BARISAN.CO – Industrialisasi dianggap sebagai mesin pertumbuhan ekonomi. Oleh karenanya, banyak negara berduyun-duyun melakukan industrialisasi.
Kebijakan industri menjadi alat yang umum digunakan untuk membentuk komposisi kegiatan-kegiatan nasional. Ini dapat membantu mengidentifikasi, mengumpulkan, dan menggunakan sumber daya dengan benar. Selain itu, memfalisitasi peningkatan pendapatan nasional negara.
Caranya menggunakan serangkaian sarana, seperti kredit, perpajakan, subsidi, dan pengurangan ambang batas masuk. Kebijakan industri ini dapat mengurangi kegagalan pasar yang disebabkan oleh faktor eksternal dan mekanisme pasar yang tidak sempurna, meningkatkan efisiensi alokasi sumber daya, dan mempromosikan pengembangan industri.
Mengutip CEPR, Korea Selatan pertama kali menerapkan kebijakan industri pada industri berat dan kimia (HCI) melalui alokasi kredit asing di tahun 1973-1979. Di bawah Foreign Capital Inducement Act, pemerintah Korea, secara ketat mengatur tranksi keuangan langsung perusahaan domestik dengan perusahaan asing dan selektif memilih perusahaan yang diizinkan mendapatkan pinjaman dari luar negeri.
Setelah perusahaan domestik mendapat persetujuan, pemerintah Korea menjamin pinjaman itu sehingga perusahaan memperoleh tingkat bunga lebih menguntungkan ketimbang yang berlaku di dalam negeri.
Namun begitu, perusahaan domestik yang mendapat persetujuan pemerintah harus melaporkan informasi terperinci tentang kontrak pinjaman dan rencana menggunakan kredit yang dialokasikan. Informasi kontrak tersebut dikumpulkan di Arsip Sejarah Nasional Korea Selatan dan didigitalisasi.
Pemerintah Korea juga berkomitmen mendiversifikasi barang-barang ekspor dan meningkatkan kualitasnya melalui pemilihan tahunan barang-barang berkualitas nomor wahid.
Proyek itu dimulai tahun 2001 dengan 120 item dan 140 perusahaan. Kemudian, pada tahun 2019, diperluas menjadi 817 item dan 917 perusahaan. Pangsa ekspor mereka berperan penting bagi perekonomian Korea. Secara khusus, proporsi usaha kecil dan menengah (UMKM) meningkat dari 37 persen di tahun 2001 menjadi 76 persen pada tahun 2019.

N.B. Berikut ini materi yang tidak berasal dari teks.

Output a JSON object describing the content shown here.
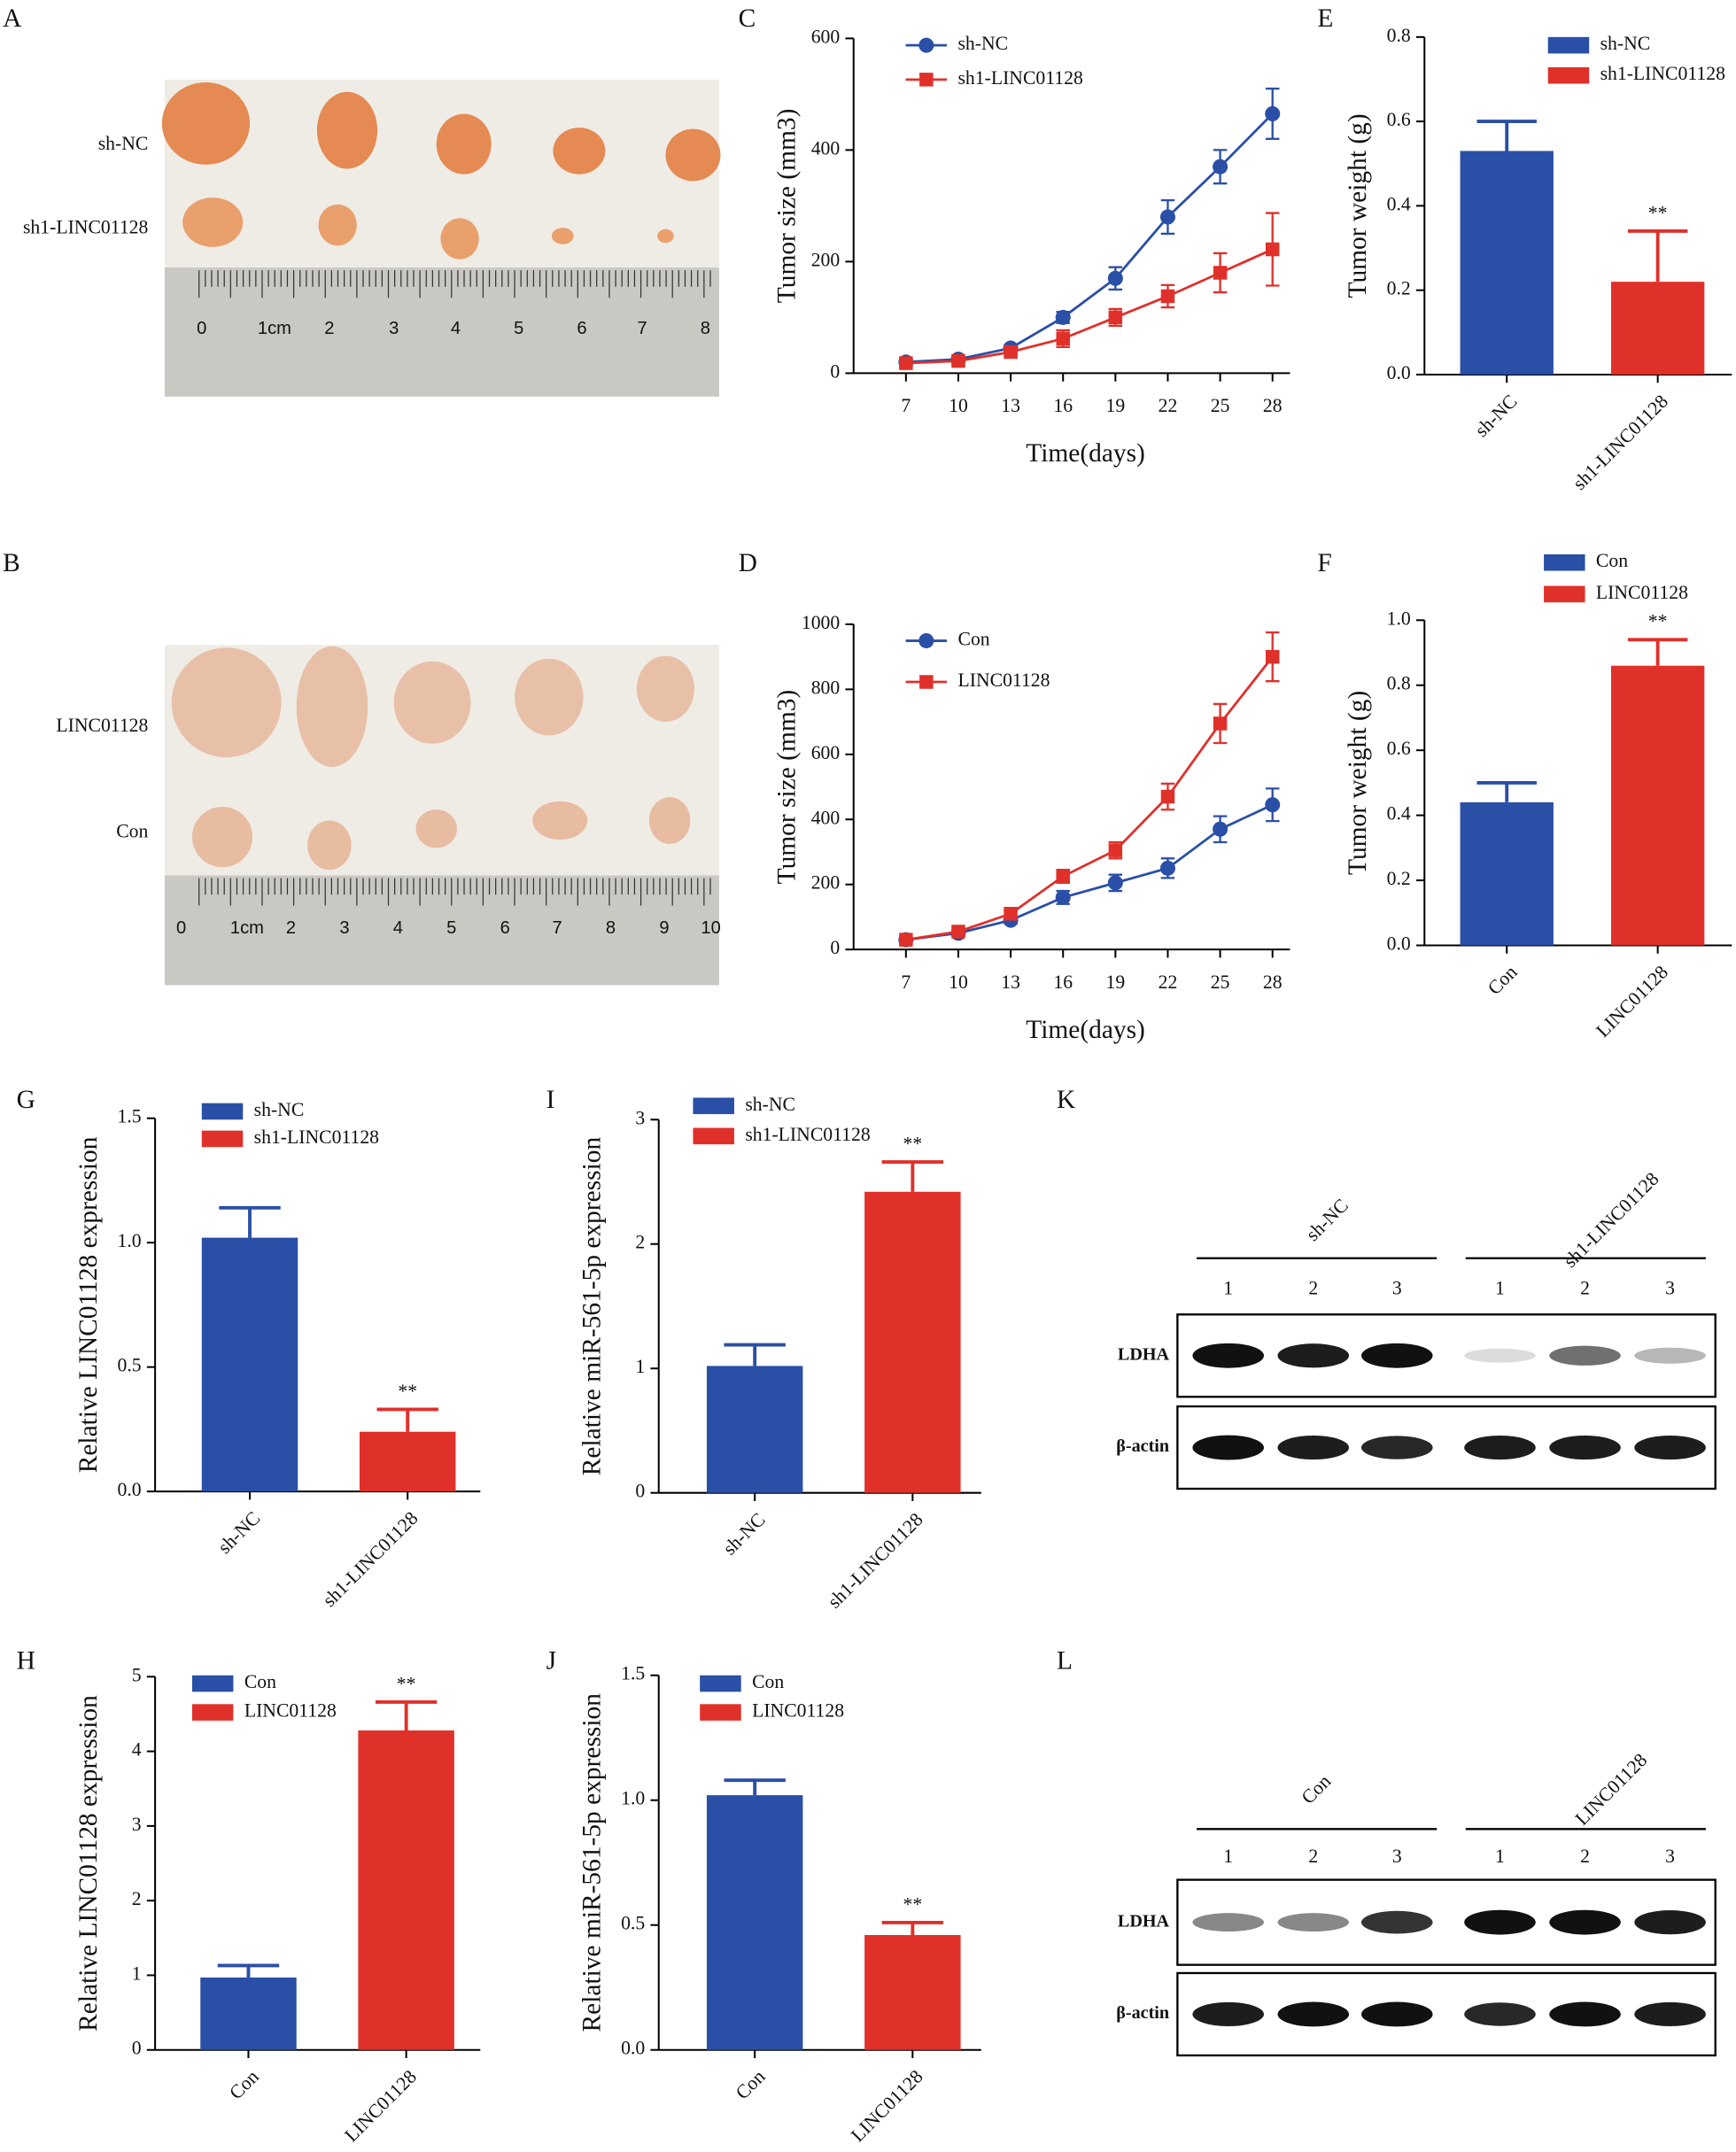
{
  "chart_data": [
    {
      "type": "line",
      "panel_label": "C",
      "ylabel": "Tumor size (mm3)",
      "xlabel": "Time(days)",
      "x": [
        7,
        10,
        13,
        16,
        19,
        22,
        25,
        28
      ],
      "xlim": [
        4,
        29
      ],
      "xticks": [
        7,
        10,
        13,
        16,
        19,
        22,
        25,
        28
      ],
      "ylim": [
        0,
        600
      ],
      "yticks": [
        0,
        200,
        400,
        600
      ],
      "series": [
        {
          "name": "sh-NC",
          "color": "#2a4fa6",
          "marker": "circle",
          "values": [
            20,
            25,
            45,
            100,
            170,
            280,
            370,
            465
          ],
          "errors": [
            5,
            5,
            5,
            10,
            20,
            30,
            30,
            45
          ]
        },
        {
          "name": "sh1-LINC01128",
          "color": "#e0302a",
          "marker": "square",
          "values": [
            18,
            22,
            38,
            62,
            100,
            138,
            180,
            222
          ],
          "errors": [
            5,
            5,
            5,
            15,
            15,
            20,
            35,
            65
          ]
        }
      ]
    },
    {
      "type": "line",
      "panel_label": "D",
      "ylabel": "Tumor size (mm3)",
      "xlabel": "Time(days)",
      "x": [
        7,
        10,
        13,
        16,
        19,
        22,
        25,
        28
      ],
      "xlim": [
        4,
        29
      ],
      "xticks": [
        7,
        10,
        13,
        16,
        19,
        22,
        25,
        28
      ],
      "ylim": [
        0,
        1000
      ],
      "yticks": [
        0,
        200,
        400,
        600,
        800,
        1000
      ],
      "series": [
        {
          "name": "Con",
          "color": "#2a4fa6",
          "marker": "circle",
          "values": [
            30,
            50,
            90,
            160,
            205,
            250,
            370,
            445
          ],
          "errors": [
            5,
            5,
            10,
            20,
            25,
            30,
            40,
            50
          ]
        },
        {
          "name": "LINC01128",
          "color": "#e0302a",
          "marker": "square",
          "values": [
            30,
            55,
            110,
            225,
            305,
            470,
            695,
            900
          ],
          "errors": [
            5,
            5,
            10,
            20,
            25,
            40,
            60,
            75
          ]
        }
      ]
    },
    {
      "type": "bar",
      "panel_label": "E",
      "ylabel": "Tumor weight (g)",
      "categories": [
        "sh-NC",
        "sh1-LINC01128"
      ],
      "values": [
        0.53,
        0.22
      ],
      "errors": [
        0.07,
        0.12
      ],
      "colors": [
        "#2a4fa6",
        "#e0302a"
      ],
      "significance": [
        null,
        "**"
      ],
      "ylim": [
        0,
        0.8
      ],
      "yticks": [
        {
          "value": 0,
          "label": "0.0"
        },
        0.2,
        0.4,
        0.6,
        0.8
      ]
    },
    {
      "type": "bar",
      "panel_label": "F",
      "ylabel": "Tumor weight (g)",
      "categories": [
        "Con",
        "LINC01128"
      ],
      "values": [
        0.44,
        0.86
      ],
      "errors": [
        0.06,
        0.08
      ],
      "colors": [
        "#2a4fa6",
        "#e0302a"
      ],
      "significance": [
        null,
        "**"
      ],
      "ylim": [
        0,
        1
      ],
      "yticks": [
        {
          "value": 0,
          "label": "0.0"
        },
        0.2,
        0.4,
        0.6,
        0.8,
        {
          "value": 1,
          "label": "1.0"
        }
      ]
    },
    {
      "type": "bar",
      "panel_label": "G",
      "ylabel": "Relative LINC01128 expression",
      "categories": [
        "sh-NC",
        "sh1-LINC01128"
      ],
      "values": [
        1.02,
        0.24
      ],
      "errors": [
        0.12,
        0.09
      ],
      "colors": [
        "#2a4fa6",
        "#e0302a"
      ],
      "significance": [
        null,
        "**"
      ],
      "ylim": [
        0,
        1.5
      ],
      "yticks": [
        {
          "value": 0,
          "label": "0.0"
        },
        0.5,
        {
          "value": 1,
          "label": "1.0"
        },
        1.5
      ]
    },
    {
      "type": "bar",
      "panel_label": "I",
      "ylabel": "Relative miR-561-5p expression",
      "categories": [
        "sh-NC",
        "sh1-LINC01128"
      ],
      "values": [
        1.02,
        2.42
      ],
      "errors": [
        0.17,
        0.24
      ],
      "colors": [
        "#2a4fa6",
        "#e0302a"
      ],
      "significance": [
        null,
        "**"
      ],
      "ylim": [
        0,
        3
      ],
      "yticks": [
        0,
        1,
        2,
        3
      ]
    },
    {
      "type": "bar",
      "panel_label": "H",
      "ylabel": "Relative LINC01128 expression",
      "categories": [
        "Con",
        "LINC01128"
      ],
      "values": [
        0.97,
        4.28
      ],
      "errors": [
        0.16,
        0.38
      ],
      "colors": [
        "#2a4fa6",
        "#e0302a"
      ],
      "significance": [
        null,
        "**"
      ],
      "ylim": [
        0,
        5
      ],
      "yticks": [
        0,
        1,
        2,
        3,
        4,
        5
      ]
    },
    {
      "type": "bar",
      "panel_label": "J",
      "ylabel": "Relative miR-561-5p expression",
      "categories": [
        "Con",
        "LINC01128"
      ],
      "values": [
        1.02,
        0.46
      ],
      "errors": [
        0.06,
        0.05
      ],
      "colors": [
        "#2a4fa6",
        "#e0302a"
      ],
      "significance": [
        null,
        "**"
      ],
      "ylim": [
        0,
        1.5
      ],
      "yticks": [
        {
          "value": 0,
          "label": "0.0"
        },
        0.5,
        {
          "value": 1,
          "label": "1.0"
        },
        1.5
      ]
    }
  ],
  "photos": [
    {
      "panel_label": "A",
      "row_labels": [
        "sh-NC",
        "sh1-LINC01128"
      ],
      "ruler_labels": [
        "0",
        "1cm",
        "2",
        "3",
        "4",
        "5",
        "6",
        "7",
        "8"
      ]
    },
    {
      "panel_label": "B",
      "row_labels": [
        "LINC01128",
        "Con"
      ],
      "ruler_labels": [
        "0",
        "1cm",
        "2",
        "3",
        "4",
        "5",
        "6",
        "7",
        "8",
        "9",
        "10"
      ]
    }
  ],
  "blots": [
    {
      "panel_label": "K",
      "group_labels": [
        "sh-NC",
        "sh1-LINC01128"
      ],
      "lane_labels": [
        "1",
        "2",
        "3",
        "1",
        "2",
        "3"
      ],
      "row_labels": [
        "LDHA",
        "β-actin"
      ]
    },
    {
      "panel_label": "L",
      "group_labels": [
        "Con",
        "LINC01128"
      ],
      "lane_labels": [
        "1",
        "2",
        "3",
        "1",
        "2",
        "3"
      ],
      "row_labels": [
        "LDHA",
        "β-actin"
      ]
    }
  ]
}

Dengan begitu, ini berkontribusi meningkatkan citra merek dan memfalisitasi masuknya Korsel ke pasar global. Korea Selatan juga menjadi salah satu produsen mobil terbesar di dunia. Jumlah mobil yang diproduksi negara ini mencapai 351,9 unit. Ditambah, negara Gingseng ini memiliki daya saing kuat global di industri lain seperti baja dan bahan kimia. Semuanya ini, tak lepas dari dukungan pemerintah Korea melalui kebijakannya.
Namun, nampaknya hal berbeda justru terjadi di tanah air. Meski, industri makanan dan minuman berkontribusi bagi pertumbuhan ekonomi, tetapi pemerintah tidak berbuat banyak.
Ekonom Awalil Rizky mengatakan, narasi dari otoritas sering kali setelah terjadi diaku sebagai andalan. Hal itu disampaikan dalam sesi tanya jawab Ulasan Awalil 26: Catatan Pertumbuhan Ekonomi Triwulan II – 2022.
“Kalau ditelusuri, tidak ada juga perencanaan serius tentang pengembangan industri makanan dan minuman yang berdurasi 5 hingga 10 tahun. Itu lebih kepada kreativitas bawah atau kreativitas koorporasi seperti perusahaan Indomie, kita harus mengakui bahwa Anda suka atau tidak suka, tapi mereka survive dan suistain baik untuk konsumsi domestik atau ekspor,” kata Awalil pada Kamis (11/8/2022).
Dia menambahkan, artinya, industri makanan dan minuman ini berkembang bukan karena klaim negara, mendorong atau memfalisitasi.
“Begitu juga dengan sektor industri jasa parawisata setelah Covid kalang kabut juga,” tambahnya.